Selon Goddard, bien que le procès de Banana soit plus lié à un abus qu'à la recherche de la liberté sexuelle, "il a fallu du temps pour convaincre les gens que le fait d'être gay n'est pas une chose importée de chez les Blancs".

Depuis lors, Goddard et plusieurs autres membres importants de la GALZ ont souvent été invités à prendre la parole devant plusieurs groupes.

L'organisation elle-même dirige régulièrement des ateliers sur des questions comme l'identité sexuelle et le chantage exercé contre les gays – quelque chose qui, heureusement, a diminué considérablement.

Dans son travail de sensibilisation et d'éducation, la GALZ met l'accent sur la plus jeune génération, ignorant les pairs du président âgé de 80 ans. La croyance est que les idées de ces individus sont arrêtées – et que pas grand-chose ne peut être fait pour changer leurs opinions sur l'homosexualité.

En 1999, lorsque le gouvernement a essayé de rédiger une nouvelle constitution, la GALZ a fait pression pour l'inclusion d'une clause sur l'orientation sexuelle. Ceci a été repoussé et l'avant-projet de constitution a été lui-même rejeté dans un référendum, quoique pour différentes raisons.

Un représentant de la GALZ, qui se fait appeler Chesterfield, a pris part au processus. Un des premiers homosexuels à déclarer ouvertement son orientation sexuelle, l'homme âgé de 29 ans, dit que sa famille était confuse et effrayée par le discours dur du président.

Craignant un opprobre officiel, son père l'a affronté sur la question pour la première fois de sa vie et a menacé de le signaler à la police.
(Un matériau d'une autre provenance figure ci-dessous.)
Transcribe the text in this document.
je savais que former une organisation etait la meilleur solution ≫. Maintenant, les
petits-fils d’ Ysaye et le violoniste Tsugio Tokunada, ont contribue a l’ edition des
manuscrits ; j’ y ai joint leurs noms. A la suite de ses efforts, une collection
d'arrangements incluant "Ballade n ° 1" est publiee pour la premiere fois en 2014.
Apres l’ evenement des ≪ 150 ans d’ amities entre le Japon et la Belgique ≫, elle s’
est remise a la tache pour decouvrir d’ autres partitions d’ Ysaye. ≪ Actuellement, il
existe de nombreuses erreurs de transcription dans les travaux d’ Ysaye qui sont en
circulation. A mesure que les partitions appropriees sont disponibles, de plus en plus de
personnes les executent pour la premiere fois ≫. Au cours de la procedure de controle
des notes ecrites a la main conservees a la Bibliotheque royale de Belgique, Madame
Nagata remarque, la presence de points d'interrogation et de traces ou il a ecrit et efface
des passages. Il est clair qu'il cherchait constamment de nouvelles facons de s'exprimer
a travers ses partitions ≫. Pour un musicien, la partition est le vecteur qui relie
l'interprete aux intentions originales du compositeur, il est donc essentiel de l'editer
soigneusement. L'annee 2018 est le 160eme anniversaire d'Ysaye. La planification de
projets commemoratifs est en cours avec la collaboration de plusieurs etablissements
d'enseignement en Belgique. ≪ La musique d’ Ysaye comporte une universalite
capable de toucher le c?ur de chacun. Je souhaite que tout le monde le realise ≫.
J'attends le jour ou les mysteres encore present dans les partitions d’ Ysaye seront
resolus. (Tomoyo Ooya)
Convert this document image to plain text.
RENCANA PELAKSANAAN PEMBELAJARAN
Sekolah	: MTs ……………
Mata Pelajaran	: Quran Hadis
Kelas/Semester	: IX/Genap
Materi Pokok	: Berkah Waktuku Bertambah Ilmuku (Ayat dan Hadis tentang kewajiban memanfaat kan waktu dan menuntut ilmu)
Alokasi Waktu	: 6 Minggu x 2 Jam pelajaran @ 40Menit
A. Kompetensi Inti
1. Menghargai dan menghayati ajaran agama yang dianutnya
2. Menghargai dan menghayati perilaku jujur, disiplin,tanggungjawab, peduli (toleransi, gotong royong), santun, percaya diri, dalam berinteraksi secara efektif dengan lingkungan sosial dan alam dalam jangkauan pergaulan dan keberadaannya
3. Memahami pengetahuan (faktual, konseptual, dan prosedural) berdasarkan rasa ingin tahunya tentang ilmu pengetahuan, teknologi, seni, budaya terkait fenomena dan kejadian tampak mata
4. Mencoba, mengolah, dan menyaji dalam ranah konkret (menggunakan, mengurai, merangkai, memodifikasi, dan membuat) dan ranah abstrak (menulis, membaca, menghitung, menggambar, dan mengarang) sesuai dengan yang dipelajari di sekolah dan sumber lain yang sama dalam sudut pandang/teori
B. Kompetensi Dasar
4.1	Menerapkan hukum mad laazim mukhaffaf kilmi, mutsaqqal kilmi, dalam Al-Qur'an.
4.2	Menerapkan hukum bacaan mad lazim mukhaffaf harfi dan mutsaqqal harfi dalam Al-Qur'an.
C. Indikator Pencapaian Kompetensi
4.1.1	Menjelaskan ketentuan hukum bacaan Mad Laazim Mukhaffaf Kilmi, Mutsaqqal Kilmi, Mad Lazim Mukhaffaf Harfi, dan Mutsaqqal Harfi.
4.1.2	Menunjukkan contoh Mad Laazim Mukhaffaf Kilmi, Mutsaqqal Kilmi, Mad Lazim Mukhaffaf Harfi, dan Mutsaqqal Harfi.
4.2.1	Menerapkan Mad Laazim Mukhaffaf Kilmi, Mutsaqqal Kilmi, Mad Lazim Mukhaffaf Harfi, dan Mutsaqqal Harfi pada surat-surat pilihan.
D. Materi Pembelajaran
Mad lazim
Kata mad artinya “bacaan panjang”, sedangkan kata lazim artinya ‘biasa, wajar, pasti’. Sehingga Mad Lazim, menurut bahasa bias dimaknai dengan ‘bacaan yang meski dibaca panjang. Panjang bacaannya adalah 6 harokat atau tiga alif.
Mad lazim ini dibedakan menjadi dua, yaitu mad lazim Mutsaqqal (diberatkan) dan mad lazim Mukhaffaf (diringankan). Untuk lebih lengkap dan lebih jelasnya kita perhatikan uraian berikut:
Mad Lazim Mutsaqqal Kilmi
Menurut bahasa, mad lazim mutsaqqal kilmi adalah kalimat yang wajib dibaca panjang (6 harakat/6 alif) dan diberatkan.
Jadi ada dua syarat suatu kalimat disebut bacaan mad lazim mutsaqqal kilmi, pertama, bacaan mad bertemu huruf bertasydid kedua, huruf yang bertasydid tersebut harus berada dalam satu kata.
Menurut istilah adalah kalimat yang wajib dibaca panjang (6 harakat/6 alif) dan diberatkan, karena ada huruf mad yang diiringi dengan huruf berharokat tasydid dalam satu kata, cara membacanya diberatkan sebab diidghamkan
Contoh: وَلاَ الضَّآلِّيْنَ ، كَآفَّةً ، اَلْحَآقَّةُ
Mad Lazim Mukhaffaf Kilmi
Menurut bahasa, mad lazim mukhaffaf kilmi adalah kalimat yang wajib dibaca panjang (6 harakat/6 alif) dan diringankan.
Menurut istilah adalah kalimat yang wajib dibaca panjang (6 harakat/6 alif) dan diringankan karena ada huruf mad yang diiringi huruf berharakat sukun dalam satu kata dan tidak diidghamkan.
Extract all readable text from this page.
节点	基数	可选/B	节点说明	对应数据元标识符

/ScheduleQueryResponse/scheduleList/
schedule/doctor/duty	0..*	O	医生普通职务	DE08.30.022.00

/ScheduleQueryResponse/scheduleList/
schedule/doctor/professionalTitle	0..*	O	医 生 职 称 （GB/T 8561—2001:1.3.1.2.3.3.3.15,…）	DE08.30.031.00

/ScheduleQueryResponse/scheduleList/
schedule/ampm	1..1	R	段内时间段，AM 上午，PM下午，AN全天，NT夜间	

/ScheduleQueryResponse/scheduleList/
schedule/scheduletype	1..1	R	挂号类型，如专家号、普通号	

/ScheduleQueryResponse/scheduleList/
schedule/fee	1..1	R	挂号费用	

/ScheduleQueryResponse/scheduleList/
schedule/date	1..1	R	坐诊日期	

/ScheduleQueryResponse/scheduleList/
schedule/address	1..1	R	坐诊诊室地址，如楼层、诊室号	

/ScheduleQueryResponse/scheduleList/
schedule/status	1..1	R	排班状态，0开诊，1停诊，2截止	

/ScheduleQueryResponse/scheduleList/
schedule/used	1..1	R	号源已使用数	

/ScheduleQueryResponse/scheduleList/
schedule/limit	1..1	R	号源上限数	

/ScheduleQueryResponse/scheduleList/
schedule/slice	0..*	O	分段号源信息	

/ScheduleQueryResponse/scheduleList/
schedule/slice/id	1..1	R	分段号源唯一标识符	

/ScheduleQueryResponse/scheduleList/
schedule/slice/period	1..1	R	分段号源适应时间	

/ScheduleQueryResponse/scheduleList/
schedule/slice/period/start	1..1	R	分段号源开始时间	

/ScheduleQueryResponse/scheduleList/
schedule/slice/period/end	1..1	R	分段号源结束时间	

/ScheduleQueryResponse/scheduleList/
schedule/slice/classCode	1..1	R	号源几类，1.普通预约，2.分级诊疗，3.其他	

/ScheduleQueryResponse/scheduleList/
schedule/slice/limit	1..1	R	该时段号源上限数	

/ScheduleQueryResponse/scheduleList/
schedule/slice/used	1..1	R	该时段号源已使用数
Heureusement, le vieil homme a depuis assoupli sa position et a même réussi à s'informer sur le partenaire de Chesterfield. Le reste de la famille semble également avoir développé une plus grande compréhension. "Mais c'était différent pour ma sœur", remarque Chesterfield, "peut-être à cause de la compétition, parce que j'ai arraché ses copains".

Ironie du sort, l'une des lois les plus répressives enregistrées au Zimbabwe – l'Accès à l'information et à la protection de la vie privée de 2002 – protège l'orientation sexuelle des citoyens. Mais dans un pays où la loi est souvent appliquée de façon sélective, Goddard se demande si ce n'est pas juste destiné à couvrir ceux qui sont plus haut placés dans le gouvernement.

Depuis les années 1990, la priorité de la GALZ a été d'empêcher la propagation du VIH/SIDA parmi les homosexuels – ceci malgré les craintes qu'une étroite association avec les efforts de sensibilisation sur le SIDA amènera les gens à percevoir la maladie comme un 'fléau de gay'.

Le groupe est descendu dans l'arène parce qu'il était préoccupé par le fait que l'information sur la prévention de la transmission du VIH semblait être destinée aux hétérosexuels. "Notre problème, le problème des gays et des lesbiennes, est complètement ignoré", affirme Goddard.

Toutefois, en 2000, l'association a été agréablement surprise de recevoir du Conseil national de lutte contre le SIDA, une institution gouvernementale, une petite partie de l'argent des contribuables. Un audit a révélé plus tard que "Nous sommes l'une des organisations qui fait bon usage de l'argent", estime Goddard.

Actuellement, la GALZ est l'un des rares groupes de pression au Zimbabwe qui a un plan de traitement opérationnel pour des gens souffrant du SIDA déclaré. "Nous ne voulons pas que nos membres meurent du SIDA – ils peuvent mourir d'accidents", souligne le médecin de la GALZ, Martha Tholanah.

Avant la fin de l'année, l'association a l'intention de mettre des paquets de condoms à la disposition des gays et des lesbiennes – et d'afficher des pancartes qui avertissent les gens sur les voies par lesquelles les gays pourraient être vulnérables au SIDA.

Portant son programme à une étape supérieure, la GALZ a également fait une demande pour présenter un exposé à la conférence nationale sur le SIDA prévue le mois prochain.

Chesterfield dit que la sensibilisation sur l'homosexualité aurait pu progresser, mais que le sujet indispose toujours plusieurs Zimbabwéens.

"Les gens savent, mais ne veulent pas être confrontés 'à la face visible' des homosexuels", a-t-il indiqué à IPS.